Una obertura cuya orquestación sorprende al estar hecha por un C. M. v. Weber de quince año; un concierto de Liszt que, contra todo pronóstico, pasó un poco sin pena ni gloria; y una espléndida y luminosa versión de la sinfonía Grande de Schubert, protagonizaron el concierto del ciclo de la sinfónica navarra. En la obertura, de agradable escucha, hay que destacar el protagonismo, bien resuelto, del oboe. En el concierto número 2 para piano y orquesta de Liszt, se contó con solista F.F. Guy, que, según reza el programa de mano, es un especialista en el romanticismo. No ponemos objeción a su planteamiento sonoro, a su arrebato en las escalas sobre el teclado; pero, la impresión general que dio, fue la del que pasa por la obra sin explicar las cosas con cierto detenimiento. No se trata del tempo, que, sin duda, estará dentro de los cánones, sino de clarificarlo todo un poco más; precisamente porque esta partitura, no es un concierto para piano y orquesta al uso -o sea, diálogo entre el solista y la orquesta con el intercambio de los temas-, sino que, al estar configurado como un poema sinfónico, el solista, imbuido en esa vorágine tan de Liszt y su virtuosismo, debe defender el teclado. Por lo demás, todo discurrió en su sonoridad un tanto apabullante, con muy buenas intervenciones de la trompa y el violonchelo. Pero, la verdad es que, casi, no dio tiempo a dilucidar una versión propia del pianista, algo más concreto que las, por supuesto, altas cualidades y correcta versión. Aplausos corteses. No hubo propina.

La novena de Shubert forma parte de esas cuatro novenas que sustentan el sinfonísmo romántico (Beethoven, Bruckner, Mahler, las otras tres), y que, incluso, van más allá. Las cuatro son conclusivas de sus autores. Las cuatro parecen agotar todos los recursos hasta la extenuación. Wit -casi forzando a la orquesta en algunos momentos de adornos secundarios- hace una versión vigorosa, agitada, pero con detalles fundamentales de claridad y lectura controlada, para que nos deslumbre -es que esta sinfonía tiene una luz especial-, pero no nos ciegue.
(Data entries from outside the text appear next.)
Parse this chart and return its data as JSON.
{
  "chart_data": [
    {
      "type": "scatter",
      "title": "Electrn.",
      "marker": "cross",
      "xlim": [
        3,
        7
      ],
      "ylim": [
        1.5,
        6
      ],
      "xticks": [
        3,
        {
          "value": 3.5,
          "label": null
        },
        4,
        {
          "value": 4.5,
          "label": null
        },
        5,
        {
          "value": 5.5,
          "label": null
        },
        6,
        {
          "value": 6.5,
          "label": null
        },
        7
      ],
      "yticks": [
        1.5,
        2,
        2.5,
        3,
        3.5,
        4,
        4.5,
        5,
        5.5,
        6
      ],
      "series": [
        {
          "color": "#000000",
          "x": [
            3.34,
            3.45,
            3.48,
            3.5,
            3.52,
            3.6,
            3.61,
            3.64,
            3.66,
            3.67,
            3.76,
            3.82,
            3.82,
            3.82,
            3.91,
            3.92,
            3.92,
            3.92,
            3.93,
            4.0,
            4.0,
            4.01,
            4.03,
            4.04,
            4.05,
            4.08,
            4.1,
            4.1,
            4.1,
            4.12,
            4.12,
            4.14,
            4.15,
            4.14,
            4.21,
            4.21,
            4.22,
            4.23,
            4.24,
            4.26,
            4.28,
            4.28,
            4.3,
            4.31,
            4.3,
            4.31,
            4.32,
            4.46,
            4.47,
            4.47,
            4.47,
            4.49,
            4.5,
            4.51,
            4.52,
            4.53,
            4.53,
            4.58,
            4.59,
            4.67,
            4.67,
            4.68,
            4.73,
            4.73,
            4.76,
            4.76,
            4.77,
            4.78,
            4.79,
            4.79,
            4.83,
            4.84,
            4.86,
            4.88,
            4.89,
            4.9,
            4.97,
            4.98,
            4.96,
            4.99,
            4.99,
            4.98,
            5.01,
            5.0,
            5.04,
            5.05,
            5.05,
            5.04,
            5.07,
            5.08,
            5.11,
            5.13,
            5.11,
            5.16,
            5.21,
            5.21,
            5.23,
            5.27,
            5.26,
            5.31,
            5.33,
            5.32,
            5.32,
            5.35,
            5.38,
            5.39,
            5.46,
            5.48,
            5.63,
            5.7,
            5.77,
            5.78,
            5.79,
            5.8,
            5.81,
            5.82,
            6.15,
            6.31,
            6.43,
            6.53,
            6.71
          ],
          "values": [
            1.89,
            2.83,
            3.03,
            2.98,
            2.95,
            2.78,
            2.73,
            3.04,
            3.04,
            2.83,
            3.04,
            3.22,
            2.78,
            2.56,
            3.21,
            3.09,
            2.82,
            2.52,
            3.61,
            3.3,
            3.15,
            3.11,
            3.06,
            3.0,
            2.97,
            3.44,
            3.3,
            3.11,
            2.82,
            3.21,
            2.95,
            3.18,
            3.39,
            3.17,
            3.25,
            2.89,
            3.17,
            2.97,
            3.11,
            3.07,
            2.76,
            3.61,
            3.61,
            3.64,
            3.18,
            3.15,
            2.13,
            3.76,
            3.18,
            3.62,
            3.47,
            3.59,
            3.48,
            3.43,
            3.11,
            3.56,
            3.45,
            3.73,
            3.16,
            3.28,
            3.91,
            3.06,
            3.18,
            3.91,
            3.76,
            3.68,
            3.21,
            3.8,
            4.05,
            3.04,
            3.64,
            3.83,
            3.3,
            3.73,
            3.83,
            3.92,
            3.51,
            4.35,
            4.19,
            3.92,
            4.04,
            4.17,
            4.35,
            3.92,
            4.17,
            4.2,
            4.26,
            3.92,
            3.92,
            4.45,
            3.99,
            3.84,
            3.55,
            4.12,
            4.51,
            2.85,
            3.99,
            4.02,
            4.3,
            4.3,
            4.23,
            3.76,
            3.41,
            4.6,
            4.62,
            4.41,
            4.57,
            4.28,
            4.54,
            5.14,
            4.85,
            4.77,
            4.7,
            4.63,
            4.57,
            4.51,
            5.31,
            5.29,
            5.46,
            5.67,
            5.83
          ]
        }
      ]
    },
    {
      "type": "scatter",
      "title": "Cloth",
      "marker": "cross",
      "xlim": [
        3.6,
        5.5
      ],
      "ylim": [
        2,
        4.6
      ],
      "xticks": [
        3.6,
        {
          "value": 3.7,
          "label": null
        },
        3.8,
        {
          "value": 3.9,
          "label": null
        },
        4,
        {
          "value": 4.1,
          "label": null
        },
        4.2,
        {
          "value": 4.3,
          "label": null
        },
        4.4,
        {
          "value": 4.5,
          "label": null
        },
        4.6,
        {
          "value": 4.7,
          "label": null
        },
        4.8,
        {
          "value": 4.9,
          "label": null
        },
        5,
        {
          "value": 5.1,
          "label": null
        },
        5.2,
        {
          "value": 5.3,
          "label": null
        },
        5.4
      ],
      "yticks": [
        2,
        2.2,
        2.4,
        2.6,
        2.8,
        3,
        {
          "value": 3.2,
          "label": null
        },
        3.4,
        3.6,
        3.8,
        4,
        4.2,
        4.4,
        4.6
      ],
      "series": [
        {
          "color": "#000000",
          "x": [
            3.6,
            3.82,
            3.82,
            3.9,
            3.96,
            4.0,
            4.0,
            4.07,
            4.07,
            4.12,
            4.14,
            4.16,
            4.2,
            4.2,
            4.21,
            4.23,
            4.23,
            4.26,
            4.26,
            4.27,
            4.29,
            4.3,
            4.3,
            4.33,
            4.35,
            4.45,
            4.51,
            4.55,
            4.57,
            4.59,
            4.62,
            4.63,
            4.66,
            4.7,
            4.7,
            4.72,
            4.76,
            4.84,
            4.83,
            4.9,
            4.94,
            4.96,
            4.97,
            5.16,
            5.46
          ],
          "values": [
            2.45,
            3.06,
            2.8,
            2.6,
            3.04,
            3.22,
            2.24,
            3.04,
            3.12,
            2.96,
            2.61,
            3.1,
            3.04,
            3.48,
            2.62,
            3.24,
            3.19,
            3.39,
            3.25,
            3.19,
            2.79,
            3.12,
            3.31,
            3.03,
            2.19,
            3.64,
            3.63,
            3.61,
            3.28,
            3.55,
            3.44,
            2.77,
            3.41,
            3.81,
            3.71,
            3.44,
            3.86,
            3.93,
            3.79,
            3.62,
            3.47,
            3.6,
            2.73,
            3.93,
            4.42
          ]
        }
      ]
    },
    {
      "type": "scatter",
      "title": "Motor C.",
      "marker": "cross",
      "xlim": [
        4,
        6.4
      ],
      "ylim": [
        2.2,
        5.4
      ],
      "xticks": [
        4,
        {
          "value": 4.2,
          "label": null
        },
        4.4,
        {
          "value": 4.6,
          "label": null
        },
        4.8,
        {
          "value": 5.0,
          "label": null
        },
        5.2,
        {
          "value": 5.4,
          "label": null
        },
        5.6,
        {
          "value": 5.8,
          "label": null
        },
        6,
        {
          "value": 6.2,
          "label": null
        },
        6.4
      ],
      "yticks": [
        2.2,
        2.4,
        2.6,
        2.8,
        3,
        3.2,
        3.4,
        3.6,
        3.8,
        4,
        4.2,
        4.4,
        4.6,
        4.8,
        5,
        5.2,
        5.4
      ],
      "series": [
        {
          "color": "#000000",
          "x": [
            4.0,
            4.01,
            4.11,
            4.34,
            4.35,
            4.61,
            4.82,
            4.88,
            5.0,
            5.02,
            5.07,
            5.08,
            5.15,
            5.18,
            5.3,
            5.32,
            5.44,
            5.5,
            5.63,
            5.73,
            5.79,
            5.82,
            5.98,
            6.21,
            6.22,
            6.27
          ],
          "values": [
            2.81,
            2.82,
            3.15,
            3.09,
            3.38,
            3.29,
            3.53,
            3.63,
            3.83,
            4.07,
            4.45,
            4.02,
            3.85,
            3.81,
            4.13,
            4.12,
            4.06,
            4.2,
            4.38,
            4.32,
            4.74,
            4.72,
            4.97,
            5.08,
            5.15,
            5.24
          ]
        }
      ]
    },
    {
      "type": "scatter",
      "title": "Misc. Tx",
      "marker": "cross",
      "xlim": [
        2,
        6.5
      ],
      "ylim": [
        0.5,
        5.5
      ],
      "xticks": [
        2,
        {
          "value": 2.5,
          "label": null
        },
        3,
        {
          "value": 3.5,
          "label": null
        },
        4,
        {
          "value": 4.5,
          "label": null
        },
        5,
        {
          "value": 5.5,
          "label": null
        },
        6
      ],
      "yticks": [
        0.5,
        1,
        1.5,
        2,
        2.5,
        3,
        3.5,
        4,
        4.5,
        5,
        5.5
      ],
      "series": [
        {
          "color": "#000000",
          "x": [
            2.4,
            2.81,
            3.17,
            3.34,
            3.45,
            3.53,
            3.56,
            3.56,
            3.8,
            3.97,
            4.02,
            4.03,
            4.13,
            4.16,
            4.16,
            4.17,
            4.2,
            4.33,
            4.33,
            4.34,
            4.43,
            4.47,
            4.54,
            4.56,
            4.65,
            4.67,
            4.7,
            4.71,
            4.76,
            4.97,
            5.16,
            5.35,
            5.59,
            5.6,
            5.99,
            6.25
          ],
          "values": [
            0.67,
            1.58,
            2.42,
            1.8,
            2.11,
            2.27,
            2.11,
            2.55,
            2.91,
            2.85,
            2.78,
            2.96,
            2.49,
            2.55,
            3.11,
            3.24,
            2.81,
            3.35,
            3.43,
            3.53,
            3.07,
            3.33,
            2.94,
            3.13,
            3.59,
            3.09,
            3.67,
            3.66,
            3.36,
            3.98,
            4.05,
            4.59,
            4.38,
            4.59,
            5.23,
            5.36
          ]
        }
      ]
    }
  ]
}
Y no solamente en los contrastes de los fuertes y las calmas de la cuerda, sino con esas retenciones en las caídas -tan de dominio magistral- (en el tercer movimiento), por ejemplo, cuando la cuerda parece querer desbocarse y nos espera para que asimilemos su poderoso arranque y su nutrida sonoridad. El ámbito de la versión que nos ofrecen los intérpretes, es el de la nobleza, que surge poderosa y clara en las trompas. El de los compases en fortísimo, dejándose el metal redondear por el sonido de la cuerda; el de los contrastes: fuertes a los que se llega con naturalidad, y que, súbitamente, dan paso a cortes y descanso en los matices en “piano”, conservando la robustez de discurso. Las maderas, la cuerda, el metal, todo esta impregnado de una suntuosidad muy bien empastada cuando, partiendo de cada familia, se llega al “tutti”. No sé qué versión haría Mendelssohn, cuando estrenó esta sinfonía; pero, seguro que -conociendo luego su música-, estaba en la misma estela de luz.